It was a Saudi wedding like any other — clutching a decorative sword, the groom bobbed and swayed in a traditional dance. But there was one striking difference — a tiny guest list.
Weddings in the oil-rich kingdom are typically lavish affairs, with a bulging guest list which is seen both as a social obligation and a symbol of affluence.
Such expectations are often a source of economic strain for grooms, who foot most of the bill which includes renting out exorbitantly-priced marriage halls where nuptial celebrations are usually held.
But millennials like Basil Albani are increasingly hosting weddings at home, defying family traditions and social pressure and making huge savings instead.
Fewer than two dozen close relatives and friends were invited to the 26-year-old insurance executive’s recent wedding feast comprising kabsa — a traditional rice and meat dish — at his ancestral home in western Jeddah city.
It was a microscopic figure by Saudi standards.
“People go all crazy with weddings, inviting hundreds of guests and spending millions in one night to get the best singers, best bands, best thobes,” said Maan Albani, the 21-year-old brother of the groom, dressed in a gold-trimmed cloak.
“We wanted to do something different with a smaller celebration at home, which can also be fun.”
Arab world’s biggest market
Although prevalent for years, home weddings symbolise a war on excess by the country’s youth as much as they are a barometer of the lagging economy.
They appear to be gaining popularity in the petro-state in a new age of austerity amid low crude prices.
Saudi Arabia has one of the world’s highest concentrations of super rich households.
But with cuts to cradle-to-grave subsidies and a new value-added tax amid soaring youth unemployment, Saudi households are seeing stagnating disposable incomes and what experts call a lifestyle downgrade.
The change in fortunes in the once tax-free kingdom facing a youth bulge is a stress point that poses a challenge for Crown Prince Mohammed bin Salman, the country’s de facto leader.
And there are signs of an impact on the Saudi wedding market.
Annual spending on marriages in the kingdom exceeds two billion riyals ($533 million, 466 million euros), the highest in the Arab world, organisers of the Saudi international wedding fair said last year.
Statistics on frugal home marriages are hard to come by, but two wedding planners with a large Saudi clientele told AFP that average spending on marriages had dropped by 25 percent over the past year, with many trimming back the pomp and pageantry.
A retailer of wedding invitation cards in Riyadh said business fell by 70 percent over the period, as many customers demand rich designs at cheaper prices.
Family feud
“Weddings should not start with a bank loan,” said Murtada al-Abawi, a 29-year-old Uber driver.
It typically costs 80,000 riyals ($21,300, 18,600 euros) to rent a wedding hall and pay for the dowry and bridal accoutrements — including gold and makeup — a price Abawi was unwilling to pay.

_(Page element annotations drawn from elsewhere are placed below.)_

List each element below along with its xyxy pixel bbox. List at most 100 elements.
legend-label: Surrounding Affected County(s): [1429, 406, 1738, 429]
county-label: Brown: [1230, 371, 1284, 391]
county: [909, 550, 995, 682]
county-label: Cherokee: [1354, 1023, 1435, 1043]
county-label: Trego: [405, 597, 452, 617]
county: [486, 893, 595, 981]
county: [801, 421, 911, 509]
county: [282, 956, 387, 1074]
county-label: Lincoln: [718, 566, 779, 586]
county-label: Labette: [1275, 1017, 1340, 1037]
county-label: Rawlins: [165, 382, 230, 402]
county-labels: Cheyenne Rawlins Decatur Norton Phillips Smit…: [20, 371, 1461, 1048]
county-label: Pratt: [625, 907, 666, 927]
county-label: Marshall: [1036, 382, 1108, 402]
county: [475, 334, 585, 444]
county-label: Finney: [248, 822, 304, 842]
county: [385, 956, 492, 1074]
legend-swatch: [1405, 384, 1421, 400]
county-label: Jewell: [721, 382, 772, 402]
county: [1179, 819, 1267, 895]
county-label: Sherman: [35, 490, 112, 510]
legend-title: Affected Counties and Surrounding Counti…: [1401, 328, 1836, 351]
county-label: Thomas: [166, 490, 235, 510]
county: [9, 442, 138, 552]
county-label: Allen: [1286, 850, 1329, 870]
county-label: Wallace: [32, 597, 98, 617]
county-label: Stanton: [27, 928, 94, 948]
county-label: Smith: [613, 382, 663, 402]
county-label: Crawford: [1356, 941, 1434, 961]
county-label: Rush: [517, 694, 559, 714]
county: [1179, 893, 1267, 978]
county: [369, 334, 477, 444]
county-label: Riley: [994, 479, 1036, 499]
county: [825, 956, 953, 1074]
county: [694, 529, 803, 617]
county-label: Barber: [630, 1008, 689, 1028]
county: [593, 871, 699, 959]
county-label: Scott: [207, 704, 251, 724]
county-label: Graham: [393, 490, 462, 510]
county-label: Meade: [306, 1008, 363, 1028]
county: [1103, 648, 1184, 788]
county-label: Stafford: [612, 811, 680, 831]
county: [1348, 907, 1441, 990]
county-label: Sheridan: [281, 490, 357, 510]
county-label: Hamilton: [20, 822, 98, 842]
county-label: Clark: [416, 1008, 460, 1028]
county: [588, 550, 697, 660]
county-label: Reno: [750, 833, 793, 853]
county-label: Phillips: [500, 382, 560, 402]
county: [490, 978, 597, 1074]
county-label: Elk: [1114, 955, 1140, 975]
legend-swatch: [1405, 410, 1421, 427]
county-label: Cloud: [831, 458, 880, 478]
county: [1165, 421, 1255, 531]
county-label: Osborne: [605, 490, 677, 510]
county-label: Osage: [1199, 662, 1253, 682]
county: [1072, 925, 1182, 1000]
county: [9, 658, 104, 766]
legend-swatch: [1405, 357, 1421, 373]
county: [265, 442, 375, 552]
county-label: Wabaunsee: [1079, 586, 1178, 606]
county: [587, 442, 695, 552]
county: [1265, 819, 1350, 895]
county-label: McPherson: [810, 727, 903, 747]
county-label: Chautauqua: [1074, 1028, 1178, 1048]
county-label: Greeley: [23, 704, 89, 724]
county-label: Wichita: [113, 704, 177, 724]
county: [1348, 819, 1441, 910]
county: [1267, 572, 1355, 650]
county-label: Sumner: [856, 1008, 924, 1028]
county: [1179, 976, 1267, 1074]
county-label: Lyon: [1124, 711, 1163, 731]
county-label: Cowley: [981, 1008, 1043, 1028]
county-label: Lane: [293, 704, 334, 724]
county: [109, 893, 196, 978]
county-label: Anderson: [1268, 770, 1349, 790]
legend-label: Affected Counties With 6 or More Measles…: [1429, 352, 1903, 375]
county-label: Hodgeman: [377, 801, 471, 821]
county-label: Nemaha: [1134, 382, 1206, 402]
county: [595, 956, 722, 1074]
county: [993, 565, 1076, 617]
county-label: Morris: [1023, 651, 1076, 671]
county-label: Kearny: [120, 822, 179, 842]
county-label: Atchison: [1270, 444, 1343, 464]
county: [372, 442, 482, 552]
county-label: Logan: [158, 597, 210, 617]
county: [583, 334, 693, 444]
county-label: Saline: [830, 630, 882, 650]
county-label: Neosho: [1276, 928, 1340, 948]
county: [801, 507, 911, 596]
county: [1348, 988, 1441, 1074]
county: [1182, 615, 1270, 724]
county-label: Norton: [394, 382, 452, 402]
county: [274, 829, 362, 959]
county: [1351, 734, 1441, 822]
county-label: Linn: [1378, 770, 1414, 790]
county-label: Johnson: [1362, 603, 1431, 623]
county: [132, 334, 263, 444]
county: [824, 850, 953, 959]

He created a family storm when he suggested a small soiree in the local community centre for his own wedding in 2016.
A physical altercation broke out with his elder brother, who branded the idea shameful because “people will call us poor”.
His parents and those of the would-be bride were equally furious but, ultimately, they all caved when Abawi cannily resorted to emotional blackmail.
He threatened to remain unmarried and flee to neighbouring Bahrain, a relatively liberal archipelago that many conservative Saudis view as a seedy offshore Las Vegas.
Abawi put his foot down: no dowry, no gold, no post-wedding party.
For the main wedding party, he used another ploy — he invited all his friends and relatives so as not to offend anyone, but hosted the late-evening celebration on a busy weeknight, forcing families with school-age children to voluntarily opt out.
The wedding, ultimately, cost only 9,000 riyals ($2,400, 2,100 euros).
The experience led Abawi to start an “affordable marriage” self-help group in his native eastern city of Al Ahsa, which counsels young men on tackling the social pressure to overspend.
Cultural minefield
Not everyone is cutting wedding expenditure, however, with many Saudis still splurging on designer prom dresses for the bride and belly dancers from Egypt for the entertainment.
Many still succumb to the pressure — or choose to get hitched overseas to circumvent the cultural minefield that hosting a small wedding can become.
In a 2017 newspaper column titled “Expensive weddings, a waste of money”, writer Abdul Ghani al-Gash chided the kingdom’s religious scholars for failing to educate the masses that weddings were not an occasion to show off.
Weddings, typically segregated by gender, are also known for wasting colossal amounts of food. Mountains of food, which culturally reflect generosity and class, often end up in the trash can.
The pressure to keep up appearances amid rising costs and unemployment is prompting many young men to delay marriage up to the age of 40, the Saudi Gazette newspaper reported in September.
But even Saudis who can afford to splurge are discovering an aesthetic value in simplicity and cutting back waste.
“My wife looks back at our wedding and says ‘why did we even spend 9,000 riyals?'” said Abawi.
“We could have travelled with that money.”